# Best Way to Store A Trailer Outdoor?



## JCnGrace (Apr 28, 2013)

Our aluminum trailer sits outside and does just fine. You can buy a specific wash for aluminum and it shines it up bright as new (I'm thinking it's called an acid wash but don't quote me on that). The steel stock trailer gets parked in the barn.


----------



## COWCHICK77 (Jun 21, 2010)

We have an aluminum stock trailer and it lives outside uncovered. On the trailer it specifically says "Do not wash with acid", check to make sure what is recommended for washing your trailer. They do make some trailer washes for aluminum trailers but I would research them first as I think most aluminum trailers come with a clear coat of some kind that helps prevent the oxidation that comes over time from being exposed. The acid washes that you can get done at truck stops strips that coating off. The oxidation occurs faster and it requires buffing to make it shine like it used to when it was new. 
_Posted via Mobile Device_


----------



## PrivatePilot (Dec 7, 2009)

Covering a trailer sometimes ends up causing more damage than anything positive. All winter long the wind flaps and snaps the tarp/cover and ends up causing rub marks or worse.

For an aluminum trailer, as mentioned, just leave it be. Putting the wheels up on wooden planks (if it's being parked on grass) is a good idea as it will not only help with weathering but will prevent it from sinking with frost cycles. 

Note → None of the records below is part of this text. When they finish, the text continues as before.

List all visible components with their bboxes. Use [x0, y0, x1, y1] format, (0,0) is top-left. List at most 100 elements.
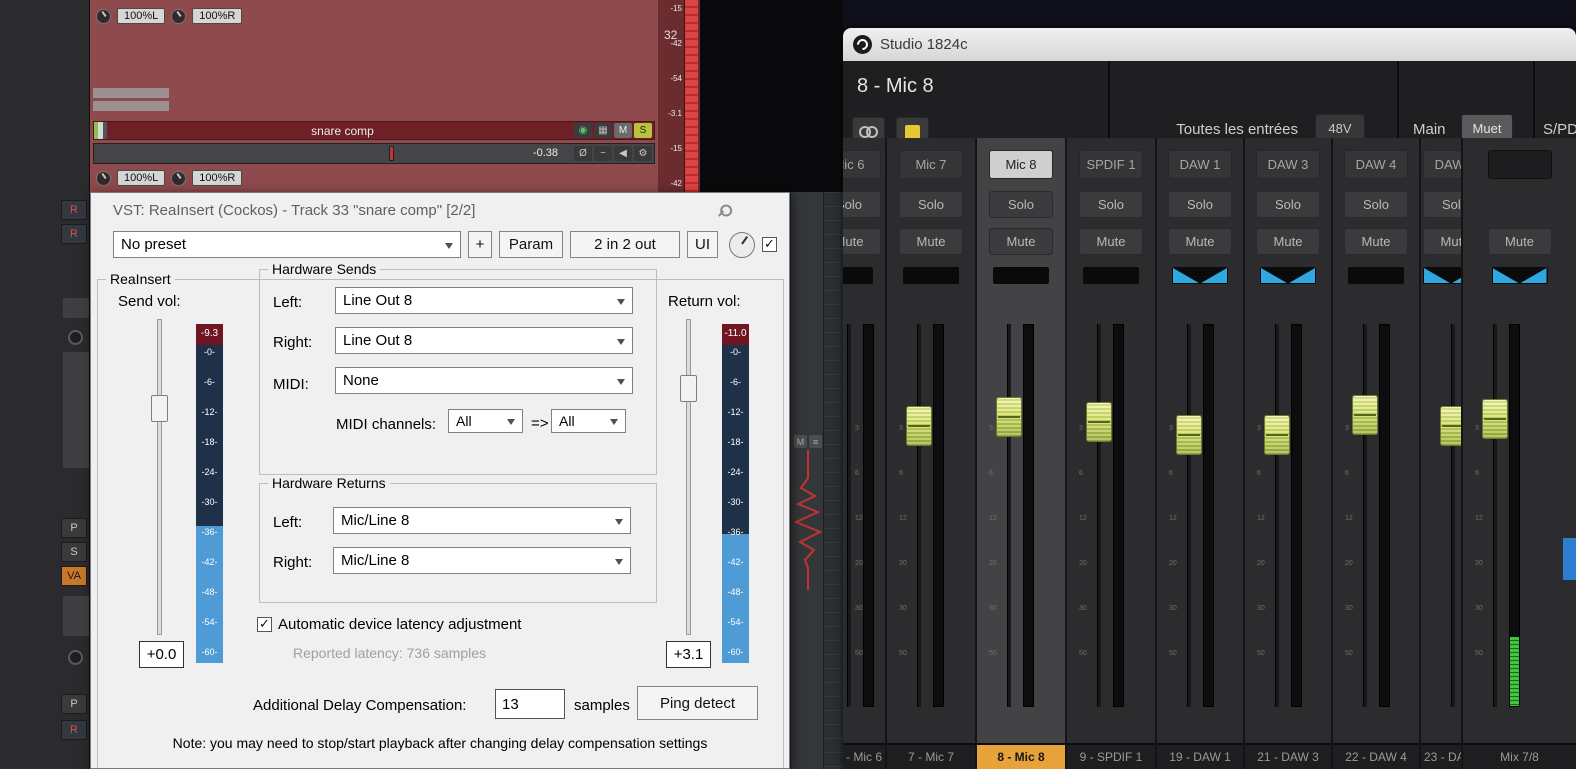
- bypass-checkbox[interactable]: [762, 236, 777, 252]
- returns-right-combobox[interactable]: Mic/Line 8: [333, 547, 631, 574]
- midi-from-combobox[interactable]: All: [448, 409, 523, 433]
- pan-right-button[interactable]: 100%R: [192, 8, 243, 24]
- mute-button[interactable]: M: [614, 123, 632, 138]
- solo-button[interactable]: Solo: [1423, 191, 1461, 218]
- channel-bottom-label[interactable]: 21 - DAW 3: [1245, 743, 1331, 769]
- fader-track[interactable]: [1007, 324, 1011, 707]
- add-preset-button[interactable]: +: [468, 231, 492, 258]
- mute-button[interactable]: Mute: [1487, 228, 1552, 255]
- routing-icon[interactable]: ▦: [594, 123, 612, 138]
- fader-track[interactable]: [1493, 324, 1497, 707]
- ruler[interactable]: [823, 192, 843, 769]
- io-button[interactable]: 2 in 2 out: [570, 231, 680, 258]
- mute-button[interactable]: Mute: [899, 228, 963, 255]
- solo-button[interactable]: Solo: [843, 191, 881, 218]
- pan-control[interactable]: [1348, 267, 1404, 284]
- channel-bottom-label[interactable]: 23 - DAW: [1421, 743, 1461, 769]
- sends-left-combobox[interactable]: Line Out 8: [335, 287, 633, 314]
- channel-name-button[interactable]: DAW 3: [1256, 150, 1320, 179]
- fader-handle[interactable]: [1086, 401, 1112, 442]
- return-fader[interactable]: [680, 319, 697, 635]
- pan-left-button[interactable]: 100%L: [117, 170, 166, 186]
- return-fader-handle[interactable]: [680, 375, 697, 402]
- track-chip[interactable]: P: [61, 518, 87, 538]
- delay-comp-input[interactable]: [495, 689, 565, 719]
- channel-name-button[interactable]: DAW 1: [1168, 150, 1232, 179]
- send-fader-handle[interactable]: [151, 395, 168, 422]
- ui-button[interactable]: UI: [687, 231, 718, 258]
- mute-mini-icon[interactable]: M: [794, 435, 807, 448]
- channel-bottom-label[interactable]: Mix 7/8: [1463, 743, 1576, 769]
- mute-button[interactable]: Mute: [1344, 228, 1408, 255]
- track-chip[interactable]: R: [61, 720, 87, 740]
- sends-midi-combobox[interactable]: None: [335, 367, 633, 394]
- envelope-icon[interactable]: ~: [594, 146, 612, 161]
- wet-dry-knob[interactable]: [729, 231, 755, 258]
- track-chip[interactable]: R: [61, 224, 87, 244]
- fader-handle[interactable]: [996, 397, 1022, 438]
- fx-enable-icon[interactable]: ◉: [574, 123, 592, 138]
- channel-name-button[interactable]: SPDIF 1: [1079, 150, 1143, 179]
- channel-bottom-label[interactable]: 6 - Mic 6: [843, 743, 885, 769]
- pan-control[interactable]: [843, 267, 873, 284]
- mute-button[interactable]: Mute: [843, 228, 881, 255]
- mute-button[interactable]: Mute: [989, 228, 1053, 255]
- midi-to-combobox[interactable]: All: [551, 409, 626, 433]
- gear-icon[interactable]: ⚙: [634, 146, 652, 161]
- pan-control[interactable]: [1423, 267, 1461, 284]
- fader-handle[interactable]: [1176, 415, 1202, 456]
- send-fader[interactable]: [151, 319, 168, 635]
- fader-handle[interactable]: [1440, 406, 1461, 447]
- channel-name-button[interactable]: Mic 7: [899, 150, 963, 179]
- solo-button[interactable]: Solo: [1168, 191, 1232, 218]
- param-button[interactable]: Param: [499, 231, 563, 258]
- preset-combobox[interactable]: No preset: [113, 231, 461, 258]
- mute-button[interactable]: Mute: [1423, 228, 1461, 255]
- channel-bottom-label[interactable]: 9 - SPDIF 1: [1067, 743, 1155, 769]
- knob-icon[interactable]: [68, 330, 83, 345]
- track-chip[interactable]: S: [61, 542, 87, 562]
- menu-mini-icon[interactable]: ≡: [809, 435, 822, 448]
- pan-right-button[interactable]: 100%R: [192, 170, 243, 186]
- dialog-titlebar[interactable]: VST: ReaInsert (Cockos) - Track 33 "snar…: [91, 193, 789, 227]
- fader-track[interactable]: [1451, 324, 1455, 707]
- fader-handle[interactable]: [1352, 394, 1378, 435]
- fader-track[interactable]: [847, 324, 851, 707]
- fader-track[interactable]: [1187, 324, 1191, 707]
- pan-control[interactable]: [1083, 267, 1139, 284]
- return-vol-value[interactable]: +3.1: [666, 641, 711, 668]
- pan-control[interactable]: [1172, 267, 1228, 284]
- pan-control[interactable]: [903, 267, 959, 284]
- volume-fader-handle[interactable]: [389, 146, 394, 161]
- fx-slot-blocks[interactable]: [93, 88, 169, 114]
- pan-left-button[interactable]: 100%L: [117, 8, 166, 24]
- volume-fader-row[interactable]: -0.38 Ø ~ ◀ ⚙: [93, 143, 655, 164]
- track-chip[interactable]: VA: [61, 566, 87, 586]
- track-chip[interactable]: P: [61, 694, 87, 714]
- channel-bottom-label[interactable]: 22 - DAW 4: [1333, 743, 1419, 769]
- channel-bottom-label[interactable]: 8 - Mic 8: [977, 743, 1065, 769]
- fader-track[interactable]: [1275, 324, 1279, 707]
- mute-button[interactable]: Mute: [1168, 228, 1232, 255]
- fader-handle[interactable]: [906, 406, 932, 447]
- track-header[interactable]: snare comp ◉ ▦ M S: [93, 121, 655, 140]
- pan-knob-icon[interactable]: [96, 170, 111, 186]
- channel-name-button[interactable]: DAW 4: [1344, 150, 1408, 179]
- pan-control[interactable]: [1260, 267, 1316, 284]
- fader-track[interactable]: [917, 324, 921, 707]
- sends-right-combobox[interactable]: Line Out 8: [335, 327, 633, 354]
- send-vol-value[interactable]: +0.0: [139, 641, 184, 668]
- channel-name-button[interactable]: Mic 6: [843, 150, 881, 179]
- knob-icon[interactable]: [68, 650, 83, 665]
- channel-name-button[interactable]: Mic 8: [989, 150, 1053, 179]
- channel-name-button[interactable]: DAW 5: [1423, 150, 1461, 179]
- pan-knob-icon[interactable]: [171, 8, 187, 24]
- mute-button[interactable]: Mute: [1079, 228, 1143, 255]
- auto-latency-checkbox[interactable]: [257, 616, 272, 632]
- solo-button[interactable]: Solo: [1344, 191, 1408, 218]
- channel-bottom-label[interactable]: 19 - DAW 1: [1157, 743, 1243, 769]
- solo-button[interactable]: Solo: [1079, 191, 1143, 218]
- ping-detect-button[interactable]: Ping detect: [637, 686, 758, 720]
- fader-track[interactable]: [1363, 324, 1367, 707]
- mute-button[interactable]: Mute: [1256, 228, 1320, 255]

Most importantly, COVER the wheels. Invest in some RV wheel covers. The sun ages tires far more than anything else and it'll help them last longer - most trailer tires age-out before wearing-out.


----------



## Chasin Ponies (Dec 25, 2013)

Yes, I was afraid that covering it with anything would trap the moisture. A lot of people in the area half cover them with those blue plastic tarps they sell at TSC but it doesn't seem to do the trailers much good!


----------



## Saddlebag (Jan 17, 2011)

Cover the tires with part sheets of plywood to reduce weather checking. Cold weather isn't usually an issue with metal, it's the hot weather and rain that is. Also, park the trailer on plywood which helps block ground moisture, doesn't allow grass to grow which in turns allows the breezes to blow underneath.


----------



## Woodhaven (Jan 21, 2014)

Putting the tires up on planks is an excellent suggestion (which I learned the hard way). One time in very early spring I wanted to use my trailer and the tires had sunk into the gravel and froze there. I couldn't move it with my truck so had to call for a tow truck, all I needed was to be towed about 4 inches.


----------